The headline: It worked. I ended up with So Lucky, a much longer piece—still, officially, a novella but not by much—with the same final image that earlier had been a narrative prosthesis but now was not. It’s still a disability Coming Out story, though. It will be published as a book in late spring 2018. More on that another time.
The PhD, then, has already changed my work: So Lucky would not exist if I had not nailed down, exactly, how my fiction works. Will my new-found clarity lead to change on my work-in-progress, Menewood? No, I don’t think so.
When I first began the critical review process last year, I became self-aware, or perhaps self-conscious is a better term, about my prose, because I was taking it apart to see how it worked. On top of that I was learning how to stick to a rigid argument-evidence-analysis writing schema. I’m no longer doing either; I no longer feel self-conscious. Now I just feel clear. How long will it take me to write Menewood? That I don’t know. It will be a long book, longer than Hild. But I have a feeling it will go more quickly than it might have before the PhD.
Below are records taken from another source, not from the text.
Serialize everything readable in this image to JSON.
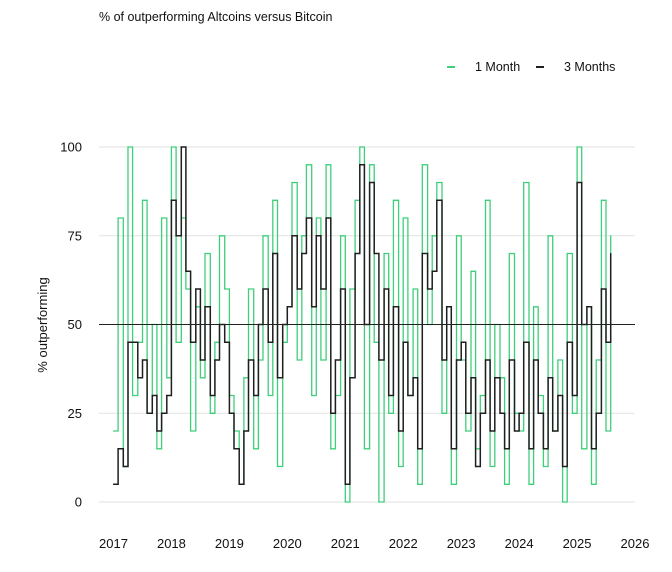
{
  "title": "% of outperforming Altcoins versus Bitcoin",
  "colors": {
    "one_month": "#3ecf7a",
    "three_months": "#1f1f1f",
    "grid": "#e2e2e2",
    "reference": "#222222"
  },
  "chart_data": {
    "type": "line",
    "title": "% of outperforming Altcoins versus Bitcoin",
    "xlabel": "",
    "ylabel": "% outperforming",
    "xlim": [
      2016.75,
      2026.0
    ],
    "ylim": [
      0,
      100
    ],
    "x_ticks": [
      2017,
      2018,
      2019,
      2020,
      2021,
      2022,
      2023,
      2024,
      2025,
      2026
    ],
    "y_ticks": [
      0,
      25,
      50,
      75,
      100
    ],
    "reference_line_y": 50,
    "grid": "horizontal",
    "legend_position": "top-right",
    "series": [
      {
        "name": "1 Month",
        "color": "#3ecf7a",
        "x": [
          2017.0,
          2017.08,
          2017.17,
          2017.25,
          2017.33,
          2017.42,
          2017.5,
          2017.58,
          2017.67,
          2017.75,
          2017.83,
          2017.92,
          2018.0,
          2018.08,
          2018.17,
          2018.25,
          2018.33,
          2018.42,
          2018.5,
          2018.58,
          2018.67,
          2018.75,
          2018.83,
          2018.92,
          2019.0,
          2019.08,
          2019.17,
          2019.25,
          2019.33,
          2019.42,
          2019.5,
          2019.58,
          2019.67,
          2019.75,
          2019.83,
          2019.92,
          2020.0,
          2020.08,
          2020.17,
          2020.25,
          2020.33,
          2020.42,
          2020.5,
          2020.58,
          2020.67,
          2020.75,
          2020.83,
          2020.92,
          2021.0,
          2021.08,
          2021.17,
          2021.25,
          2021.33,
          2021.42,
          2021.5,
          2021.58,
          2021.67,
          2021.75,
          2021.83,
          2021.92,
          2022.0,
          2022.08,
          2022.17,
          2022.25,
          2022.33,
          2022.42,
          2022.5,
          2022.58,
          2022.67,
          2022.75,
          2022.83,
          2022.92,
          2023.0,
          2023.08,
          2023.17,
          2023.25,
          2023.33,
          2023.42,
          2023.5,
          2023.58,
          2023.67,
          2023.75,
          2023.83,
          2023.92,
          2024.0,
          2024.08,
          2024.17,
          2024.25,
          2024.33,
          2024.42,
          2024.5,
          2024.58,
          2024.67,
          2024.75,
          2024.83,
          2024.92,
          2025.0,
          2025.08,
          2025.17,
          2025.25,
          2025.33,
          2025.42,
          2025.5,
          2025.58
        ],
        "values": [
          20,
          80,
          10,
          100,
          30,
          45,
          85,
          25,
          50,
          15,
          80,
          35,
          100,
          45,
          80,
          60,
          20,
          55,
          35,
          70,
          25,
          45,
          75,
          60,
          30,
          20,
          5,
          35,
          60,
          15,
          40,
          75,
          30,
          85,
          10,
          45,
          55,
          90,
          40,
          75,
          95,
          30,
          80,
          40,
          95,
          15,
          30,
          75,
          0,
          60,
          85,
          100,
          15,
          95,
          45,
          0,
          70,
          25,
          85,
          10,
          80,
          30,
          60,
          5,
          95,
          50,
          75,
          90,
          25,
          55,
          5,
          75,
          40,
          20,
          65,
          15,
          30,
          85,
          10,
          50,
          35,
          5,
          70,
          25,
          20,
          90,
          5,
          55,
          30,
          10,
          75,
          20,
          40,
          0,
          70,
          25,
          100,
          15,
          55,
          5,
          40,
          85,
          20,
          75
        ]
      },
      {
        "name": "3 Months",
        "color": "#1f1f1f",
        "x": [
          2017.0,
          2017.08,
          2017.17,
          2017.25,
          2017.33,
          2017.42,
          2017.5,
          2017.58,
          2017.67,
          2017.75,
          2017.83,
          2017.92,
          2018.0,
          2018.08,
          2018.17,
          2018.25,
          2018.33,
          2018.42,
          2018.5,
          2018.58,
          2018.67,
          2018.75,
          2018.83,
          2018.92,
          2019.0,
          2019.08,
          2019.17,
          2019.25,
          2019.33,
          2019.42,
          2019.5,
          2019.58,
          2019.67,
          2019.75,
          2019.83,
          2019.92,
          2020.0,
          2020.08,
          2020.17,
          2020.25,
          2020.33,
          2020.42,
          2020.5,
          2020.58,
          2020.67,
          2020.75,
          2020.83,
          2020.92,
          2021.0,
          2021.08,
          2021.17,
          2021.25,
          2021.33,
          2021.42,
          2021.5,
          2021.58,
          2021.67,
          2021.75,
          2021.83,
          2021.92,
          2022.0,
          2022.08,
          2022.17,
          2022.25,
          2022.33,
          2022.42,
          2022.5,
          2022.58,
          2022.67,
          2022.75,
          2022.83,
          2022.92,
          2023.0,
          2023.08,
          2023.17,
          2023.25,
          2023.33,
          2023.42,
          2023.5,
          2023.58,
          2023.67,
          2023.75,
          2023.83,
          2023.92,
          2024.0,
          2024.08,
          2024.17,
          2024.25,
          2024.33,
          2024.42,
          2024.5,
          2024.58,
          2024.67,
          2024.75,
          2024.83,
          2024.92,
          2025.0,
          2025.08,
          2025.17,
          2025.25,
          2025.33,
          2025.42,
          2025.5,
          2025.58
        ],
        "values": [
          5,
          15,
          10,
          45,
          45,
          35,
          40,
          25,
          30,
          20,
          25,
          30,
          85,
          75,
          100,
          65,
          45,
          60,
          40,
          55,
          30,
          40,
          50,
          45,
          25,
          15,
          5,
          20,
          40,
          30,
          50,
          60,
          45,
          70,
          35,
          50,
          55,
          75,
          60,
          70,
          80,
          55,
          75,
          60,
          80,
          25,
          40,
          60,
          5,
          35,
          70,
          95,
          50,
          90,
          70,
          40,
          60,
          30,
          55,
          20,
          45,
          30,
          35,
          15,
          70,
          60,
          65,
          85,
          40,
          55,
          15,
          40,
          45,
          25,
          35,
          10,
          25,
          40,
          20,
          35,
          25,
          15,
          40,
          20,
          25,
          45,
          15,
          40,
          25,
          15,
          35,
          20,
          30,
          10,
          45,
          30,
          90,
          50,
          55,
          15,
          25,
          60,
          45,
          70
        ]
      }
    ]
  }
}
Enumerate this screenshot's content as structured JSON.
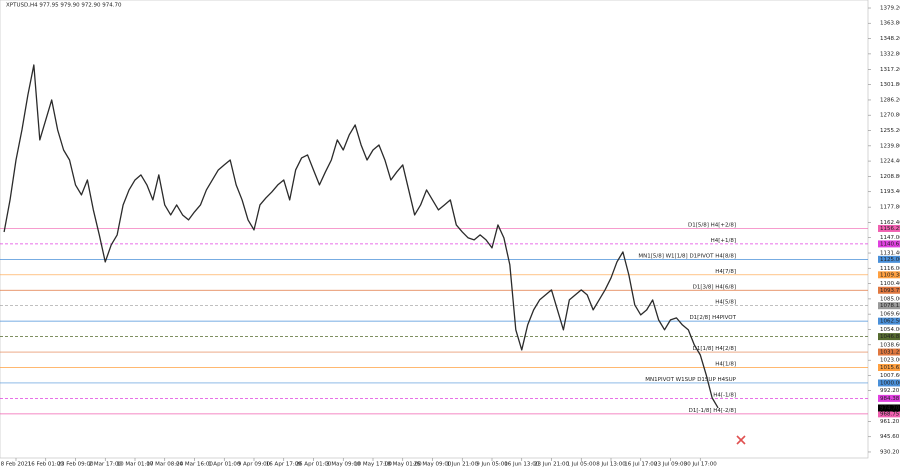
{
  "chart_data": {
    "type": "line",
    "title": "XPTUSD,H4  977.95 979.90 972.90 974.70",
    "color": "#2b2b2b",
    "categories": [
      null,
      null,
      "8 Feb 2021",
      null,
      null,
      null,
      null,
      "16 Feb 01:00",
      null,
      null,
      null,
      null,
      "23 Feb 09:00",
      null,
      null,
      null,
      null,
      "2 Mar 17:00",
      null,
      null,
      null,
      null,
      "10 Mar 01:00",
      null,
      null,
      null,
      null,
      "17 Mar 08:00",
      null,
      null,
      null,
      null,
      "24 Mar 16:00",
      null,
      null,
      null,
      null,
      "1 Apr 01:00",
      null,
      null,
      null,
      null,
      "9 Apr 09:00",
      null,
      null,
      null,
      null,
      "16 Apr 17:00",
      null,
      null,
      null,
      null,
      "26 Apr 01:00",
      null,
      null,
      null,
      null,
      "3 May 09:00",
      null,
      null,
      null,
      null,
      "10 May 17:00",
      null,
      null,
      null,
      null,
      "18 May 01:00",
      null,
      null,
      null,
      null,
      "25 May 09:00",
      null,
      null,
      null,
      null,
      "1 Jun 21:00",
      null,
      null,
      null,
      null,
      "9 Jun 05:00",
      null,
      null,
      null,
      null,
      "16 Jun 13:00",
      null,
      null,
      null,
      null,
      "23 Jun 21:00",
      null,
      null,
      null,
      null,
      "1 Jul 05:00",
      null,
      null,
      null,
      null,
      "8 Jul 13:00",
      null,
      null,
      null,
      null,
      "16 Jul 17:00",
      null,
      null,
      null,
      null,
      "23 Jul 09:00",
      null,
      null,
      null,
      null,
      "30 Jul 17:00",
      null,
      null,
      null
    ],
    "values": [
      1152.7,
      1185.1,
      1225.5,
      1255.9,
      1291.3,
      1321.6,
      1245.8,
      1266.0,
      1286.2,
      1255.9,
      1235.6,
      1225.5,
      1200.3,
      1190.2,
      1205.3,
      1175.0,
      1149.7,
      1122.4,
      1139.6,
      1149.7,
      1180.0,
      1195.2,
      1205.3,
      1210.4,
      1200.3,
      1185.1,
      1210.4,
      1180.0,
      1169.9,
      1180.0,
      1169.9,
      1164.9,
      1173.0,
      1180.0,
      1195.2,
      1205.3,
      1215.4,
      1220.5,
      1225.5,
      1200.3,
      1185.1,
      1164.9,
      1154.8,
      1180.0,
      1187.1,
      1193.2,
      1200.3,
      1205.3,
      1185.1,
      1215.4,
      1227.6,
      1230.6,
      1215.4,
      1200.3,
      1213.4,
      1225.5,
      1245.8,
      1235.6,
      1250.8,
      1260.9,
      1240.7,
      1225.5,
      1235.6,
      1240.7,
      1225.5,
      1205.3,
      1213.4,
      1220.5,
      1195.2,
      1169.9,
      1180.0,
      1195.2,
      1185.1,
      1175.0,
      1180.0,
      1185.1,
      1159.8,
      1152.7,
      1146.7,
      1144.7,
      1149.7,
      1144.7,
      1136.6,
      1159.8,
      1146.7,
      1119.4,
      1053.7,
      1033.4,
      1058.7,
      1073.9,
      1084.0,
      1089.1,
      1094.1,
      1073.9,
      1053.7,
      1084.0,
      1089.1,
      1094.1,
      1089.1,
      1073.9,
      1084.0,
      1094.1,
      1106.2,
      1122.4,
      1132.5,
      1109.3,
      1078.9,
      1068.8,
      1073.9,
      1084.0,
      1063.8,
      1053.7,
      1063.8,
      1065.8,
      1058.7,
      1053.7,
      1038.5,
      1028.4,
      1008.2,
      984.9,
      974.7
    ],
    "ylim": [
      924.1,
      1387.3
    ],
    "yticks": [
      {
        "value": 1379.2,
        "label": "1379.20"
      },
      {
        "value": 1363.8,
        "label": "1363.80"
      },
      {
        "value": 1348.2,
        "label": "1348.20"
      },
      {
        "value": 1332.8,
        "label": "1332.80"
      },
      {
        "value": 1317.2,
        "label": "1317.20"
      },
      {
        "value": 1301.8,
        "label": "1301.80"
      },
      {
        "value": 1286.2,
        "label": "1286.20"
      },
      {
        "value": 1270.8,
        "label": "1270.80"
      },
      {
        "value": 1255.2,
        "label": "1255.20"
      },
      {
        "value": 1239.8,
        "label": "1239.80"
      },
      {
        "value": 1224.4,
        "label": "1224.40"
      },
      {
        "value": 1208.8,
        "label": "1208.80"
      },
      {
        "value": 1193.4,
        "label": "1193.40"
      },
      {
        "value": 1177.8,
        "label": "1177.80"
      },
      {
        "value": 1162.4,
        "label": "1162.40"
      },
      {
        "value": 1147,
        "label": "1147.00"
      },
      {
        "value": 1131.4,
        "label": "1131.40"
      },
      {
        "value": 1116,
        "label": "1116.00"
      },
      {
        "value": 1100.4,
        "label": "1100.40"
      },
      {
        "value": 1085,
        "label": "1085.00"
      },
      {
        "value": 1069.6,
        "label": "1069.60"
      },
      {
        "value": 1054,
        "label": "1054.00"
      },
      {
        "value": 1038.6,
        "label": "1038.60"
      },
      {
        "value": 1023,
        "label": "1023.00"
      },
      {
        "value": 1007.6,
        "label": "1007.60"
      },
      {
        "value": 992.2,
        "label": "992.20"
      },
      {
        "value": 961.2,
        "label": "961.20"
      },
      {
        "value": 945.6,
        "label": "945.60"
      },
      {
        "value": 930.2,
        "label": "930.20"
      }
    ],
    "levels": [
      {
        "label": "D1[5/8] H4[+2/8]",
        "value": 1156.25,
        "value_label": "1156.25",
        "color": "#f060b0",
        "dashed": false
      },
      {
        "label": "H4[+1/8]",
        "value": 1140.63,
        "value_label": "1140.63",
        "color": "#e040e0",
        "dashed": true
      },
      {
        "label": "MN1[5/8] W1[1/8] D1PIVOT H4[8/8]",
        "value": 1125,
        "value_label": "1125.00",
        "color": "#4a90d9",
        "dashed": false
      },
      {
        "label": "H4[7/8]",
        "value": 1109.38,
        "value_label": "1109.38",
        "color": "#ffa040",
        "dashed": false
      },
      {
        "label": "D1[3/8] H4[6/8]",
        "value": 1093.75,
        "value_label": "1093.75",
        "color": "#e07840",
        "dashed": false
      },
      {
        "label": "H4[5/8]",
        "value": 1078.13,
        "value_label": "1078.13",
        "color": "#9a9a9a",
        "dashed": true
      },
      {
        "label": "D1[2/8] H4PIVOT",
        "value": 1062.5,
        "value_label": "1062.50",
        "color": "#4a90d9",
        "dashed": false
      },
      {
        "value": 1046.88,
        "value_label": "1046.88",
        "color": "#556b2f",
        "dashed": true
      },
      {
        "label": "D1[1/8] H4[2/8]",
        "value": 1031.25,
        "value_label": "1031.25",
        "color": "#e07840",
        "dashed": false
      },
      {
        "label": "H4[1/8]",
        "value": 1015.63,
        "value_label": "1015.63",
        "color": "#ffa040",
        "dashed": false
      },
      {
        "label": "MN1PIVOT W1SUP D1SUP H4SUP",
        "value": 1000,
        "value_label": "1000.00",
        "color": "#4a90d9",
        "dashed": false
      },
      {
        "label": "H4[-1/8]",
        "value": 984.38,
        "value_label": "984.38",
        "color": "#e040e0",
        "dashed": true
      },
      {
        "label": "D1[-1/8] H4[-2/8]",
        "value": 968.75,
        "value_label": "968.75",
        "color": "#f060b0",
        "dashed": false
      }
    ],
    "last": {
      "value": 974.7,
      "label": "974.70",
      "color": "#000000"
    }
  }
}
Will having a doctorate change other aspects of my life? It might. I still want to do some teaching, and I’m still interested in the research project I discussed in Part Two on the pay bias in publishing. (If there are any MA or PhD students out there who need a project, talk to me.) Possibly the biggest change the PhD might bring, though, is in the steadying of my interest in critical writing.
I’ve always reviewed and written critical essays. I want to do more of that. I also have a couple of blue-sky critical essays I’d like to tackle, on the pleasures and perils of cross-reading (maybe of ventriloquising as a writer—writing from a stance that’s not your personal experience, whether race or gender or sexuality or disability), and how climate change has influenced myth down the ages. Then there are those nothing-to-do-with-narrative pieces I’ve been itching to write for an age (except, of course, everything is narrative: everything is story) about immigration, culture change, and climate change. I’d also like to write more research-based pieces on disability.
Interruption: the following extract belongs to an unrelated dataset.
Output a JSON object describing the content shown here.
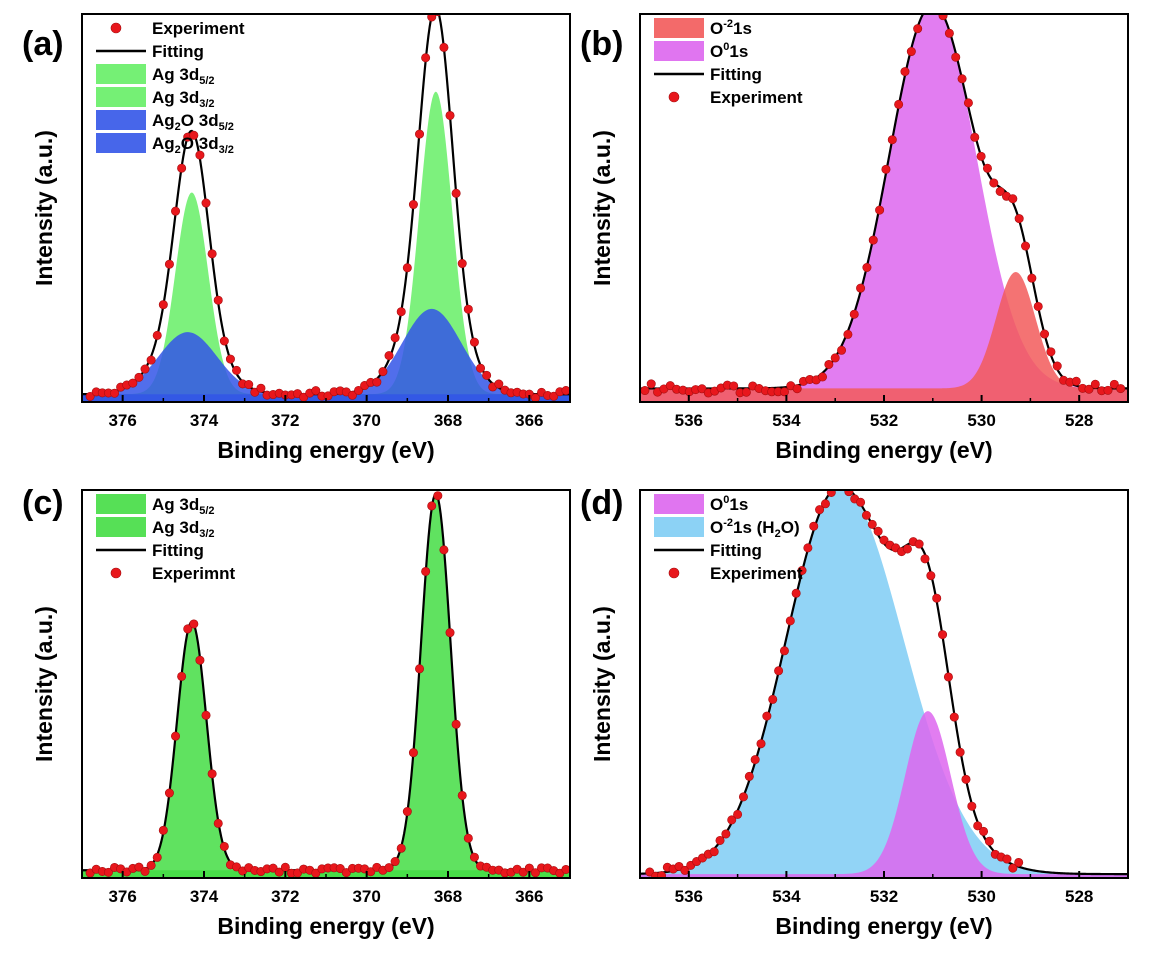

Beyond that, I’m getting more and more interested in audio. My first new audio project will probably be reading my own thesis, because many people a) need audio to access the written word, b) just plain want it and find it convenient. And I do love to read aloud. I’m a writer; I want what I create to be as widely accessible as possible. In the 21st century, audio is very much part of that. After my thesis there are other audio projects lining up but I’ll talk about those closer to the time.
In other words, as my mother used to say, my eyes are bigger than my stomach—though even she admitted I have a pretty big stomach. So once Menewood is finished, things may get interesting around here. Stay tuned.
1 I enjoyed Tipping the Velvet but that, too, followed the classic lesbian coming-out structure: First love with a bisexual woman; heartbreak; weird sex-for-pay; meeting an older woman who is too twisted by her privilege to be a good match; and finally mature, womanly, perfect love.